An autologous epidural patch eased some our patient’s symptoms. Finding and repairing the source of leak seems to be the ultimate solution for symptomatic intracranial hypotension, with a chance for neurobehavioral syndrome to resolve.
Shivent et al (2018) looked into the rate of response to treatment in relatively big group of 29 Patients with SIH and neurobehavioral symptoms. Magnetic resonance imaging showed brain sagging in all patients, CSF opening pressure low in about half of patients, but a spinal CSF leak could not be detected in any. All patients underwent epidural blood patching, but 26 patients eventually underwent one or more surgical procedures. Overall, a good outcome was obtained in majority of patients. Neurobehavioral symptoms in the course of SIH were linked to older age and male gender. The author of the study concluded that neurobehavioral symptoms in SIH are rare and associated with brain sagging and hypersomnolence. Spinal CSF leaks are rarely detected in those cases.

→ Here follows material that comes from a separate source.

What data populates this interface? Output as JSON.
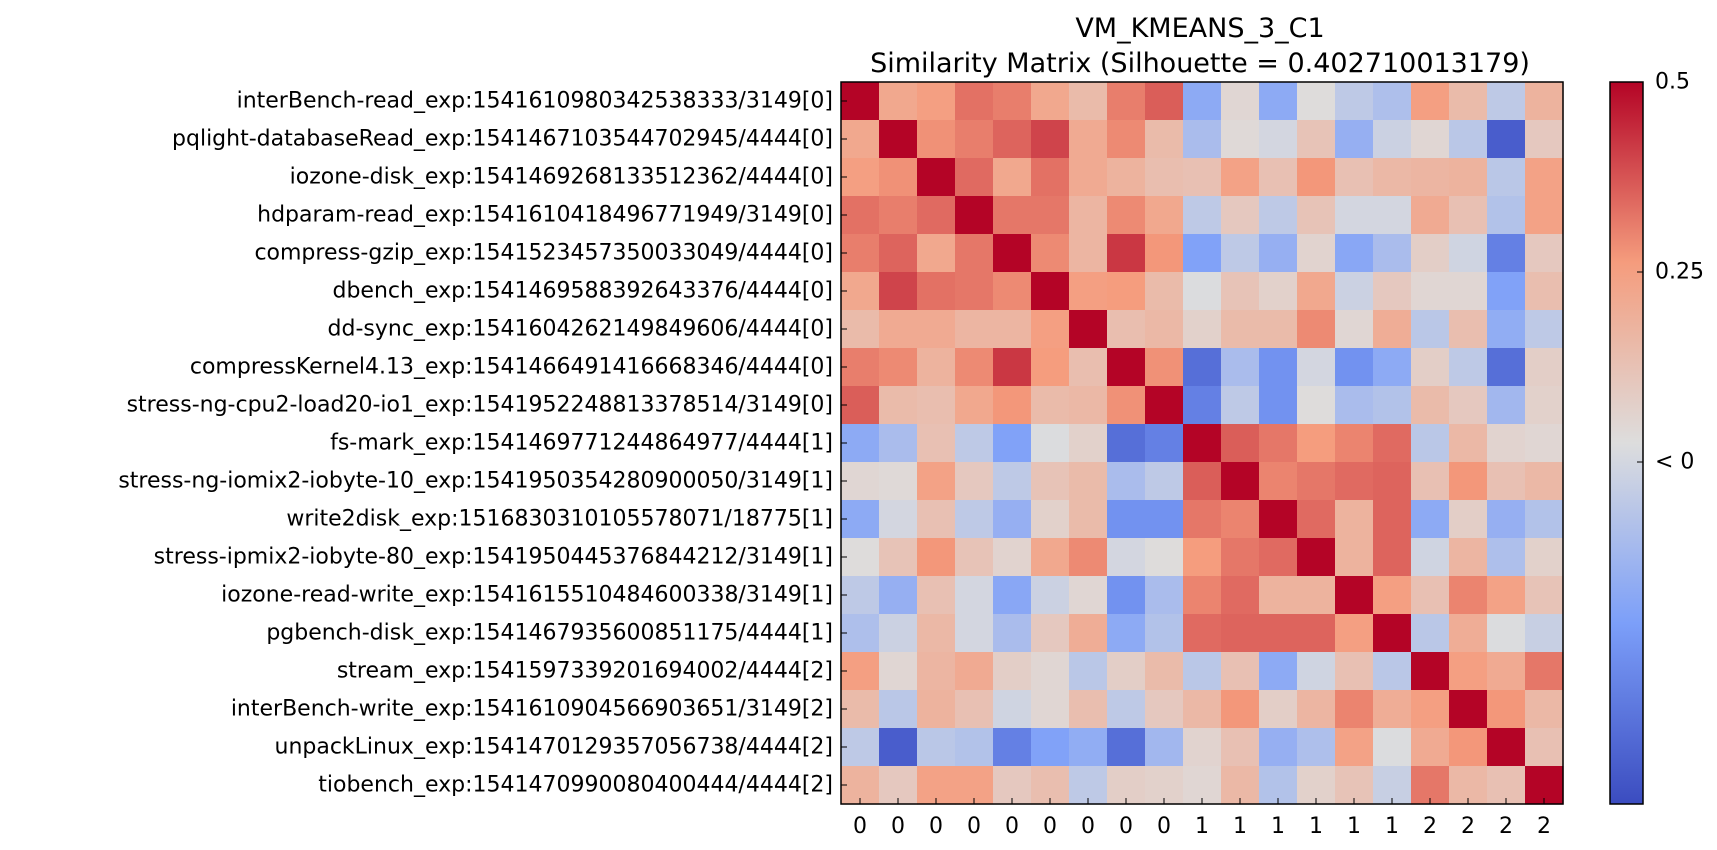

Detection of a source of leak and repair gives a good chance of symptoms reversal. Our Patient benefited from surgical intervention with reversal of both somatic as well as cognitive symptoms. Similarly to our case, the patient presented by Ortega et al (2018) improved postoperatively (T6-T7 laminotomy with dissecting, clipping, and ligating the diverticulum). The follow-up MRIs showed reversion of the sagging index/uncal herniation.
Conclusion
Frontotemporal brain sagging syndrome may mimic bvFTD. It is important to recognize this as a potentially reversible cause of cognitive impairment. As seen in our patient, intracranial hypotension may develop slowly overtime and can lack the emergent presentation of brain herniation. CSF opening pressure varies widely, and thus does not aid in ruling out CSF leak. Neurodegenerative disorders such as frontotemporal dementia are a devastating condition with serious implications on the lives of patients and their caregivers. Every effort should be made to rule out other possibilities, especially reversible causes. Identifying the leak is often very difficult and requires extensive imaging as well as expert consultation. The diagnostic process can be a long and emotionally exhausting journey, but treatment with blood patch can provide temporary relief while workup is continued to identify the leak.
Early referral to tertiary care centers with a group of specialized neurosurgeons should be considered. Clinicians must not hesitate to obtain repeat imaging or a second opinion from a neuroradiologist if there is a clinical suspicion of intracranial hypotension. Lastly, we need to continue educating the medical community to prevent delays in timely diagnosis in order to prevent irreversible changes.